Hugh Blair-Smith grew up in the cities of the Northeastern Megalopolis that stretches from Washington to Boston, always wanting to become an engineer–which he then understood was about building bridges. Studying electronic engineering and applied physics at Harvard, he learned that computers are much more fun than bridges, and making them do six impossible things before breakfast was even better. As the Space Race began, he joined the engineering staff of MIT’s Instrumentation Laboratory, founded by Charles Stark “Doc” Draper to develop self-contained inertial navigation for missiles, aircraft, and spacecraft.
That timing gave him a ground-floor spot with Apollo’s Primary Guidance, Navigation, and Control system, where he became the software specialist on the Apollo Guidance Computer design team, and the computer hardware specialist on the AGC programming team. Halfway through a 22-year career at MIT, he refocused on fault tolerance logic for the Space Shuttle’s onboard computer system.

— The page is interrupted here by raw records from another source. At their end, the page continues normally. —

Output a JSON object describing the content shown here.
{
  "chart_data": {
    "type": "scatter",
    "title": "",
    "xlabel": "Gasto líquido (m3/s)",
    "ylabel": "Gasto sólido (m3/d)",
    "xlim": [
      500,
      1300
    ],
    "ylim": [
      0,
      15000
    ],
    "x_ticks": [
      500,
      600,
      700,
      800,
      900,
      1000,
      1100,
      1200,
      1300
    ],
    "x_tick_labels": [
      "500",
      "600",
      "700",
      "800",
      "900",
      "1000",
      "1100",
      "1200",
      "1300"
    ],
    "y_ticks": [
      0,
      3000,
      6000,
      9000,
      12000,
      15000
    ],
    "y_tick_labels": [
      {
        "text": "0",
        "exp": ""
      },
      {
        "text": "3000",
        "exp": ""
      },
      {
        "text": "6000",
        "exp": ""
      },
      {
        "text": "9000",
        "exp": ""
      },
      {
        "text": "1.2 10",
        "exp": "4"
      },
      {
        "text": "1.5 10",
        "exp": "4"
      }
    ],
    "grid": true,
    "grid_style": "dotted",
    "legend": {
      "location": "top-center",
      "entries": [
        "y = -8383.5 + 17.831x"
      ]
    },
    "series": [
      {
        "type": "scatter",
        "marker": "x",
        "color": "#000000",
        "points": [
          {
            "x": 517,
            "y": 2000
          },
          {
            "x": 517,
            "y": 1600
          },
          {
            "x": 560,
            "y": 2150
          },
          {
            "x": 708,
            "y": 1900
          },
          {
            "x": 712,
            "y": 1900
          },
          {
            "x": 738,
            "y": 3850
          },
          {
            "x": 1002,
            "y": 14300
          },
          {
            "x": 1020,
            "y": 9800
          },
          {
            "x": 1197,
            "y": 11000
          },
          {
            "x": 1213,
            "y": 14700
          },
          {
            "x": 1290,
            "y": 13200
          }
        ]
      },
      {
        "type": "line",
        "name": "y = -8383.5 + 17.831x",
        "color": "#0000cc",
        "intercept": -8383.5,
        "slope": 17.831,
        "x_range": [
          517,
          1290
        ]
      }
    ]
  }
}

Direct contact with astronauts included Buzz Aldrin (studying rendezvous science at MIT), Dave Scott (among the first to fully embrace the AGC way of flying), and Bob Crippen (a team member on the Shuttle work).
Leaving MIT at the end of 1981, he produced special-purpose software for two startup companies, became a migrant worker (software division), and joined a company founded by an Apollo colleague. One startup (Interactive Images, later Easel Corporation) pioneered touch screens before the world was ready for them. The other (International Treasury Systems) put touch screens to work in foreign-exchange trading rooms of international banks, which had to be ready for that field’s “Big Bang” in the mid-1980s. His final “cubicle farm” (Programart, later bought by Compuware) made a software tool to identify poor performance in mainframe computers caused by inefficient programming.
After retiring to Cape Cod in 2005, he worked a one-year contract with NASA on reliability software for an instrument in the Lunar Reconnaissance Orbiter, thereby placing thousands of his own ones and zeros in orbit around the Moon. The spacecraft in the 2012 photo, taken in a Virginia museum, is the Apollo 12 Command Module, from the mission that scored the
“point-after-touchdown” in the race to the Moon.
Hugh and his wife Vicki, married since 1968, have two grown children, who are successful professionals. There are also two teenaged grandchildren and approximately twenty-five granddogs. When he’s not sailing or preparing a paper to give at the next Digital Avionics Systems Conference, he enjoys teaching boating skills, reading (mostly history and other non-fiction), avoiding watching television, taking medium walks and thinking long thoughts, and puzzling out the meaning in a busy life. He has followed through on a decades-long threat to write a book that will appeal to educated readers who may or may not be scientists.